Par courrier responsif du 25 mai 2012, B______ a accepté l'octroi de ce rabais supplémentaire pour l'année 2012 et l'a effectivement appliqué.
o. Les négociations ont été définitivement rompues en novembre 2012.
Les parties ont mis un terme final à leurs relations commerciales au début de l'année 2013.
p.
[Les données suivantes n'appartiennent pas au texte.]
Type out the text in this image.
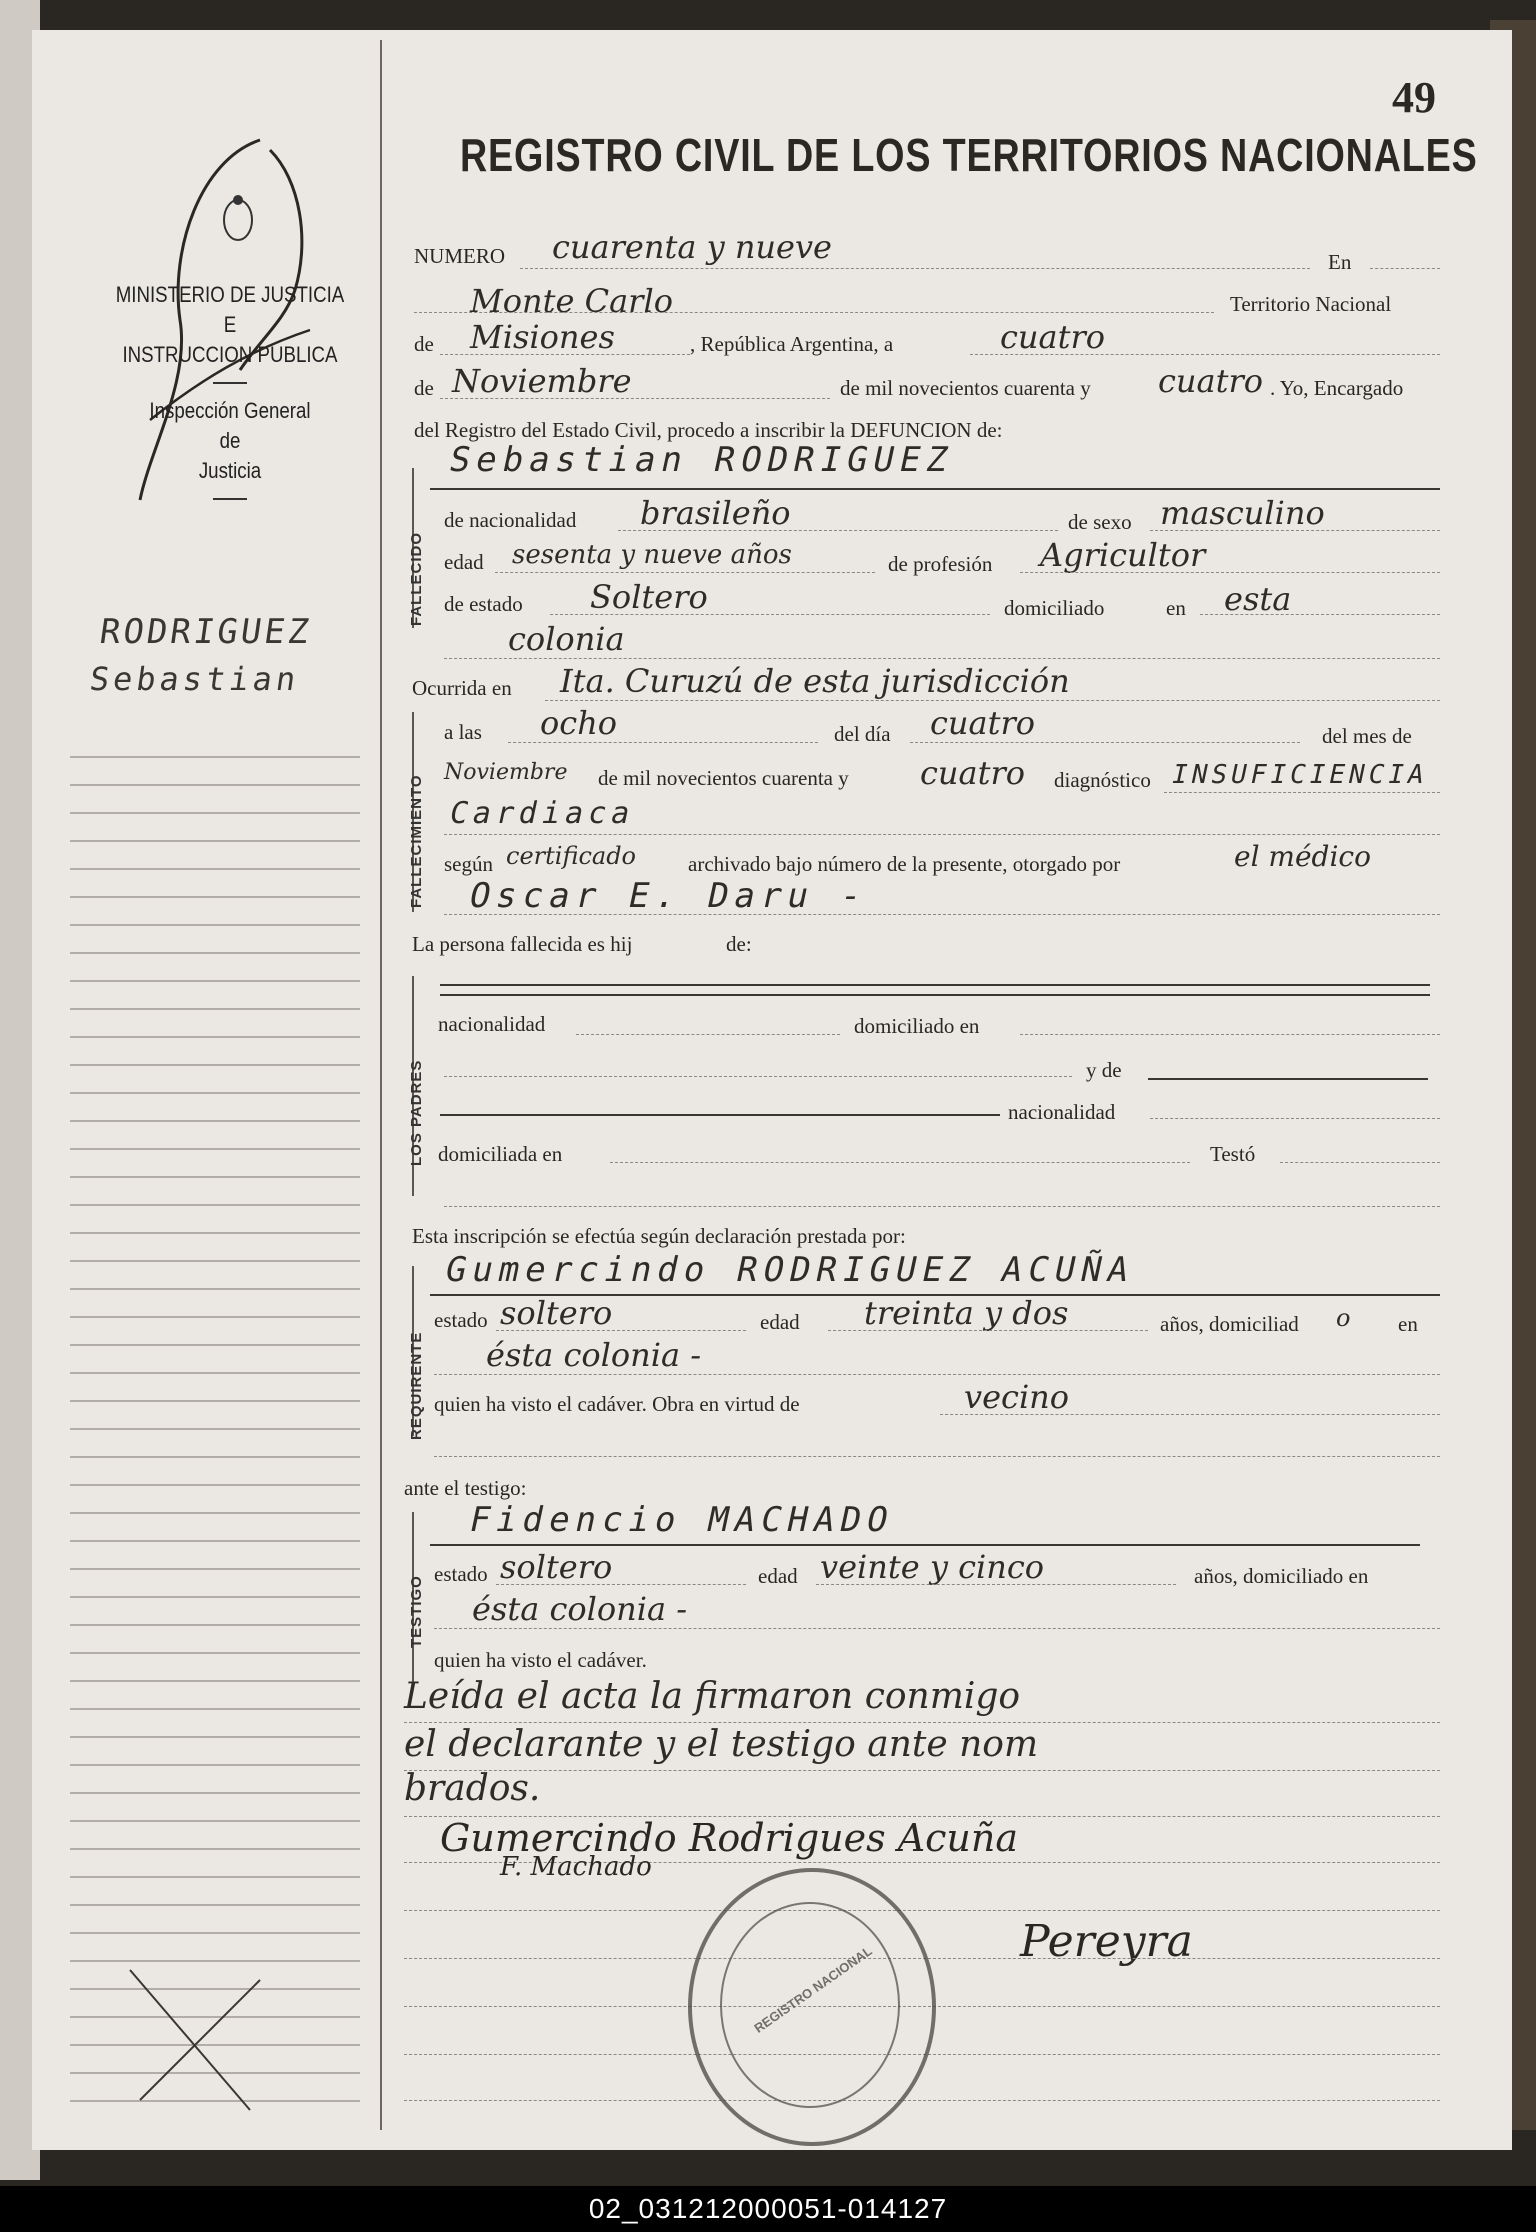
MINISTERIO DE JUSTICIA
E
INSTRUCCION PUBLICA
Inspección General
de
Justicia
RODRIGUEZ
Sebastian
49
REGISTRO CIVIL DE LOS TERRITORIOS NACIONALES
NUMERO cuarenta y nueve	En
Monte Carlo	Territorio Nacional
de Misiones	, República Argentina, a	cuatro
de Noviembre	de mil novecientos cuarenta y cuatro . Yo, Encargado
del Registro del Estado Civil, procedo a inscribir la DEFUNCION de:
FALLECIDO
Sebastian RODRIGUEZ
de nacionalidad brasileño	de sexo masculino
edad sesenta y nueve años	de profesión Agricultor
de estado Soltero	domiciliado	en esta
colonia
Ocurrida en Ita. Curuzú de esta jurisdicción
FALLECIMIENTO
a las ocho	del día cuatro	del mes de
Noviembre de mil novecientos cuarenta y cuatro diagnóstico INSUFICIENCIA
Cardiaca
según certificado archivado bajo número de la presente, otorgado por	el médico
Oscar E. Daru -
La persona fallecida es hij	de:
LOS PADRES
nacionalidad	domiciliado en
y de
nacionalidad
domiciliada en	Testó
Esta inscripción se efectúa según declaración prestada por:
REQUIRENTE
Gumercindo RODRIGUEZ ACUÑA
estado soltero	edad treinta y dos	años, domiciliad o en
ésta colonia -
quien ha visto el cadáver. Obra en virtud de	vecino
ante el testigo:
TESTIGO
Fidencio MACHADO
estado soltero	edad veinte y cinco	años, domiciliado en
ésta colonia -
quien ha visto el cadáver.
Leída el acta la firmaron conmigo
el declarante y el testigo ante nom
brados.
Gumercindo Rodrigues Acuña
F. Machado
Pereyra
REGISTRO NACIONAL
02_031212000051-014127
Dès septembre 2012, A______ a cessé de s'acquitter des factures de B______ relatives aux produits qu'elle lui commandait et achetait pour les revendre, soit 58 factures émises entre le 28 septembre 2012 et le 11 janvier 2013 pour un prix total de 214'974 fr. 75, à ce jour encore impayé à concurrence de 209'470 fr. 10 compte tenu d'un unique paiement de 5'504 fr. 65 effectué par A______ le 13 décembre 2012.
q. Par demande du 17 juin 2014, déposée après échec de la tentative de conciliation et sur la base de l'autorisation de procéder du 19 mars 2014, B______, agissant en paiement du prix de vente des marchandises livrées à A______ entre le 28 septembre 2012 et le 11 janvier 2013, a conclu à la condamnation de celle-ci au paiement de 214'974 fr. 75 avec intérêts à 5% dès le 6 avril 2013.
r. Par réponse écrite du 1er décembre 2014, A______ a expressément admis devoir à B______ 209'470 fr. 10, mais, excipant de compensation à hauteur de 423'008 fr. 40 ou à tout le moins de 256'368 fr. 70, a conclu au déboutement de cette dernière des fins de sa demande.
Pour justifier la créance qu'elle invoque en compensation, A______ a allégué que le total de ses achats de produits auprès de B______ aurait représenté un prix total de 1'331'467 fr. 27 en 2010 et de 1'232'319 fr. 96 en 2011, de telle sorte que, en application rétroactive d'un rabais 16,5% ou de 10% sur ces achats de marchandises, elle serait créancière de B______ de 423'008 fr. 40, respectivement de 256'368 fr. 70
s. Lors de l'audience de plaidoiries orales finales du 18 décembre 2017, les parties ont persisté dans leurs conclusions respectives.
La cause a été gardée à juger à l'issue de l'audience.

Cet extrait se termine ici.